Подростки в деревнях, бывая свободными, обычно брали на себя обязанность помогать детям. Они самостоятельно делали деревянные тележки или тачки с деревянными колесами и сами катали в них младших детей. В тележку помещался один ребенок, в тачку – от одного до трех (НАКНЦ, ф. 1, оп. 6, д. 628, л. 92). Когда подростки развлекались хождением на ходулях, собирались дети. Они тоже пробовали себя в умении передвигаться на ходулях, выслушивали наставления старших, но сохранять равновесие пока еще были не способны. Примерно так же передавались другие специфические возрастные навыки и умения от подростков детям. В небольших деревнях такого рода трансмиссия была более распространенной, чем в многолюдных, где младшие больше подражали старшим, чем перенимали опыт в совместной специфически детской и подростковой деятельности. Поэтому, в частности, в малых деревнях (в Кевасалме и Бостилово) традиционные игры и детский фольклор просуществовали дольше, чем в многолюдном Куганаволоке.
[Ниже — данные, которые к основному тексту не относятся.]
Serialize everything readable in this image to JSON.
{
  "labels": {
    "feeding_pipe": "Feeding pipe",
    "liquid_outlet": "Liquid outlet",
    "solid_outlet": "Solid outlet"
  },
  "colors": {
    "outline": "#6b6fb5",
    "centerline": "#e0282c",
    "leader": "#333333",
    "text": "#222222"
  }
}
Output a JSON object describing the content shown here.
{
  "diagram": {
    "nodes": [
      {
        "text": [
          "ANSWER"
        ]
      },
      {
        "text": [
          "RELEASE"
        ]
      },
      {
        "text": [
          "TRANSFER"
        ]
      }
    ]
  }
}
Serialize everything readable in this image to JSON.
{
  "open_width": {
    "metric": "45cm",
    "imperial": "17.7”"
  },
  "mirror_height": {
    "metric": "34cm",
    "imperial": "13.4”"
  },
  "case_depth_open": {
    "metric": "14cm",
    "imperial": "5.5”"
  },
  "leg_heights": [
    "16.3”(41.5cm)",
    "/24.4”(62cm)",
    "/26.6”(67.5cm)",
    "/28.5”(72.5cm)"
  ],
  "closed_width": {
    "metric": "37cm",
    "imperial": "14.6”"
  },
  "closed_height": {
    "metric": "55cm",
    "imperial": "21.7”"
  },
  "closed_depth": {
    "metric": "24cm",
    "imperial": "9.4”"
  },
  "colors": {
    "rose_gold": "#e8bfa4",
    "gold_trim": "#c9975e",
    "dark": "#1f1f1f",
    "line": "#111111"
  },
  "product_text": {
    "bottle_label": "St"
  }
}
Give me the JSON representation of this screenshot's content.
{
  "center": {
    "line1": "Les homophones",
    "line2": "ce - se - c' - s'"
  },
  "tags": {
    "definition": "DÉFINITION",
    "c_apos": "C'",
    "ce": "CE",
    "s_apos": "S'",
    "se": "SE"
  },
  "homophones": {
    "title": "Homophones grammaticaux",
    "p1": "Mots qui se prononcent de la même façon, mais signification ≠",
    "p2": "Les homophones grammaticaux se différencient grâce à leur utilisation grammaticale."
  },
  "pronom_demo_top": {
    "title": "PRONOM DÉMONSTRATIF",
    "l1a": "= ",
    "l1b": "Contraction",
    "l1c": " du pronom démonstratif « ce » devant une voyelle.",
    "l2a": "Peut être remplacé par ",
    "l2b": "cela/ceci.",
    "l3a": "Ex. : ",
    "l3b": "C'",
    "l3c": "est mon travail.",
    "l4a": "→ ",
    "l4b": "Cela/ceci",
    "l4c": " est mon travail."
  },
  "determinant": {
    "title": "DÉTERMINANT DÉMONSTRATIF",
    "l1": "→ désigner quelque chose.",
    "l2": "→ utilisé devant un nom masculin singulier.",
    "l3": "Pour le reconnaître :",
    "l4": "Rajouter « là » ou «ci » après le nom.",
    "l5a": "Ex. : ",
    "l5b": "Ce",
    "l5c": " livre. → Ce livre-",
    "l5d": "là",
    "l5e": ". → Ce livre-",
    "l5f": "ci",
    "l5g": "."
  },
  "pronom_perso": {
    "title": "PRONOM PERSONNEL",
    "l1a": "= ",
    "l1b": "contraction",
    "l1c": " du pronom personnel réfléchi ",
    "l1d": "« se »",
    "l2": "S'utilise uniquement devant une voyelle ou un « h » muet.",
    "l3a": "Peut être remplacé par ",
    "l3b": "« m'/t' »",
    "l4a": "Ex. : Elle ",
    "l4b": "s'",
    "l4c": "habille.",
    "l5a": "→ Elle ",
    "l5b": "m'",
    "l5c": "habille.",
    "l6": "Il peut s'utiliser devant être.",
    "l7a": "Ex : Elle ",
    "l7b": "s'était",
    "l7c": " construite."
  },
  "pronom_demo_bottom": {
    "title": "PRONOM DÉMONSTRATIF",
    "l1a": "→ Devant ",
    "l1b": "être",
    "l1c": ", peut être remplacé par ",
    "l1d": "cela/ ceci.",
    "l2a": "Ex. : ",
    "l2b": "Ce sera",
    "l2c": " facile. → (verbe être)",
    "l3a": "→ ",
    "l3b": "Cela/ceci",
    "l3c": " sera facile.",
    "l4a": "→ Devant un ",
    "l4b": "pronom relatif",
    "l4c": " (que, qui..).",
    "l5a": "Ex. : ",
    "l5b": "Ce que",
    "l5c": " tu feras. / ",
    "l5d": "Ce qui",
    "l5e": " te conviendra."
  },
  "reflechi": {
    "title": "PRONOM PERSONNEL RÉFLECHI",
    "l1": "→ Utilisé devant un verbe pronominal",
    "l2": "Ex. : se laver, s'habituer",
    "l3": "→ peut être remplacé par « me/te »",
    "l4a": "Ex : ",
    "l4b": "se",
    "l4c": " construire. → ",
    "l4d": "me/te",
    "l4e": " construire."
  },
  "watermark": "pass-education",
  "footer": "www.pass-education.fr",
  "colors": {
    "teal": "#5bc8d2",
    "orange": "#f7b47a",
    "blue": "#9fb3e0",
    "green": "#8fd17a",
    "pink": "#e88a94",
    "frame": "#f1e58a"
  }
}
Водлозерские мальчики-подростки (д. Канзанаволок, 1950-е гг.). Из семейного альбома Осиповых

Самыми любимыми у подростков были игры на свежем воздухе. В тех играх, в которых водящим был один человек, его избирали при помощи считалки. Для этого становились в круг и считались («корялись»). Произносить считалку мог любой из участников игры. Главное, чтобы он начал с себя и далее шел по кругу по направлению солнца. Традиционные считалки в Водлозерье нашими предшественниками не записывались. Сведений, собранных нами, тоже немного, да и все они достаточно позднего происхождения, если сравнить их со «считалками» игр западной части Пудожского уезда, записанными в последней четверти XIX в. (Игры, 1886). Из старых считалок удалось зафиксировать только «На златом крыльце сидели» и «Аты-баты». Заумные считалки (считалки типа «заумь») появились в Водлозерье не ранее конца 1970-х – начала 1980-х гг. (НАКНЦ, ф. 1, оп. 6, д. 628, л. 23, 90), тогда как в России они известны, по крайней мере, с конца XIX в. (Топорков, 1998, с. 580). Самая «старая» в Водлозерье, по оценкам информантов, «заумная» считалка звучала так: «Эники бэники ели вареники. Эни, бэни, боб» (НАКНЦ, ф. 1, оп. 6, д. 628, л. 23). Еще одна считалка, бытовавшая с середины 1960-х гг., скорее всего, перешла к детям Водлозерья из печатного сборника: «Вышли мыши как-то раз, посмотреть, который час. Раз, два, три, четыре, дружно дернули за гири. Вдруг раздался страшный звон, побежали мыши вон» (То же, л. 90). Тот, на ком закончилась эта считалка, покидал круг.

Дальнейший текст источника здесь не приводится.